The camp opened Japanese, German and American schools, and Schools Behind Barbed Wire meticulously charts the short but varied histories of these three institutions, offering in the process a string of fascinating cameos highlighting how schools are culturally defined, and how they, in turn, shape and define the pupils who pass through them. The German school catered for the children of people who were often angry about being arrested, and about the way they had been treated in prisons and holding camps before being interned. A rabidly nationalist group quickly came to run the camp's German section - in 1943 they honoured Hitler's birthday with a swastika hung in a recreation hall - with the result that even though most of the children spoke English as their first language, almost all were sent to the German school to be taught in German.
This was agony for students such as Otto Strassburger, a gangly 13-year-old, made to sit alongside third-graders because of his poor language skills, while other students remember the school regime as harsh and rigid. Untrained teachers taught a traditional German syllabus, which included lots of maths and four languages, but almost no music or literature.
A similar nationalistic group sprang up in the Japanese quarter, made up mainly of people who had been educated in Japan before moving to Peru, where they had lived in a self-contained Japanese community. They set up a school that followed a traditional Japanese curriculum, including shushin, or Japanese morals and ethics ("Be good to old people"), and martial arts. Home economics included cooking, sewing, flower-arranging and Japanese customs such as the tea ceremony.

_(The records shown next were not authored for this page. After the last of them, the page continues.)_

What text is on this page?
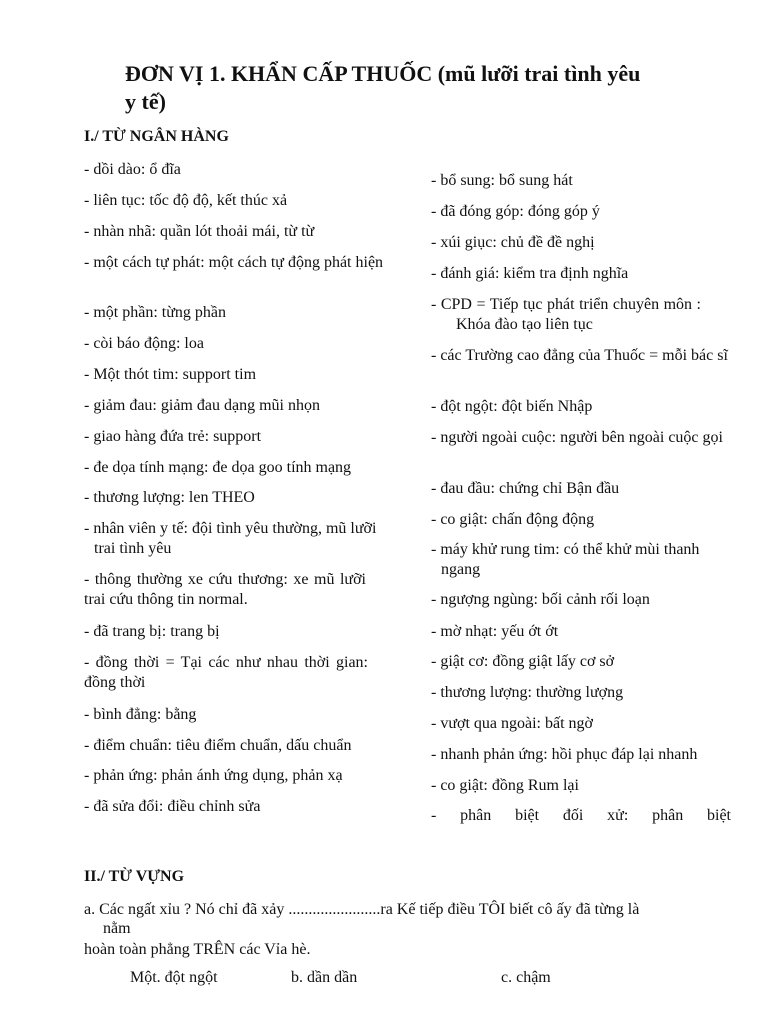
ĐƠN VỊ 1. KHẨN CẤP THUỐC (mũ lưỡi trai tình yêu
y tế)
I./ TỪ NGÂN HÀNG
- dồi dào: ổ đĩa
- liên tục: tốc độ độ, kết thúc xả
- nhàn nhã: quần lót thoải mái, từ từ
- một cách tự phát: một cách tự động phát hiện
- một phần: từng phần
- còi báo động: loa
- Một thót tim: support tim
- giảm đau: giảm đau dạng mũi nhọn
- giao hàng đứa trẻ: support
- đe dọa tính mạng: đe dọa goo tính mạng
- thương lượng: len THEO
- nhân viên y tế: đội tình yêu thường, mũ lưỡi trai tình yêu
- thông thường xe cứu thương: xe mũ lưỡi trai cứu thông tin normal.
- đã trang bị: trang bị
- đồng thời = Tại các như nhau thời gian: đồng thời
- bình đẳng: bằng
- điểm chuẩn: tiêu điểm chuẩn, dấu chuẩn
- phản ứng: phản ánh ứng dụng, phản xạ
- đã sửa đổi: điều chỉnh sửa
- bổ sung: bổ sung hát
- đã đóng góp: đóng góp ý
- xúi giục: chủ đề đề nghị
- đánh giá: kiểm tra định nghĩa
- CPD = Tiếp tục phát triển chuyên môn : Khóa đào tạo liên tục
- các Trường cao đẳng của Thuốc = mỗi bác sĩ
- đột ngột: đột biến Nhập
- người ngoài cuộc: người bên ngoài cuộc gọi
- đau đầu: chứng chỉ Bận đầu
- co giật: chấn động động
- máy khử rung tim: có thể khử mùi thanh ngang
- ngượng ngùng: bối cảnh rối loạn
- mờ nhạt: yếu ớt ớt
- giật cơ: đồng giật lấy cơ sở
- thương lượng: thường lượng
- vượt qua ngoài: bất ngờ
- nhanh phản ứng: hồi phục đáp lại nhanh
- co giật: đồng Rum lại
- phân biệt đối xử: phân biệt
II./ TỪ VỰNG
a. Các ngất xỉu ? Nó chỉ đã xảy .......................ra Kế tiếp điều TÔI biết cô ấy đã từng là
nằm
hoàn toàn phẳng TRÊN các Vỉa hè.
Một. đột ngột	b. dần dần	c. chậm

But most Japanese-Americans elected to send their children to the US elementary and high schools, where many students remembered having a good time. The schools offered a typical Texan school curriculum, with all the usual extras such as sports events, after-school programmes, evening film shows, cheerleading contests and graduation ceremonies. The only courses that did not go smoothly were the vocational programmes of home economics and agriculture. These found few takers among Japanese families, who expected their children to be academic high-fliers.
To many students, these American schools, with their classrooms, gym and athletics field, were bliss after the makeshift arrangements of the transit camps they had been in before they came to Crystal City, and in them they enjoyed a small but vibrant version of that upbeat American school experience that the world now knows well from Hollywood teen movies.
But the camp at large remained a simmering cauldron of cultural tensions which burst into flames over the issue of the junior-senior prom of 1944. This was roundly condemned by Japanese leaders as being against Japanese custom. "A dance girl is despised as much as a prostitute," said spokesman Ryuchii Fujii, warning that teachers at the Japanese school would resign en masse if the prom was held.
In response, the camp officer in charge, J L O'Rourke, said the prom would go ahead even if no one turned up to it - and it did, with only 30 students attending. The teachers at the Japanese school duly resigned, although presumably they must have been hired again, as the Japanese school, like the others in the camp, did not finally close until 1946.
After the war, most families returned to their previous communities. Some returned to their home countries, but even then, often remained nostalgic for aspects of life in America.
Sei Deyo, the camp's only registered boy scout, struggled on alone to finish his eagle scout award. But the pro-Japanese atmosphere in the camp made him hide this quintessentially Western achievement, so not until four years after the end of the war, while serving as a scoutmaster in California, was he finally presented with the award he had battled with history to achieve.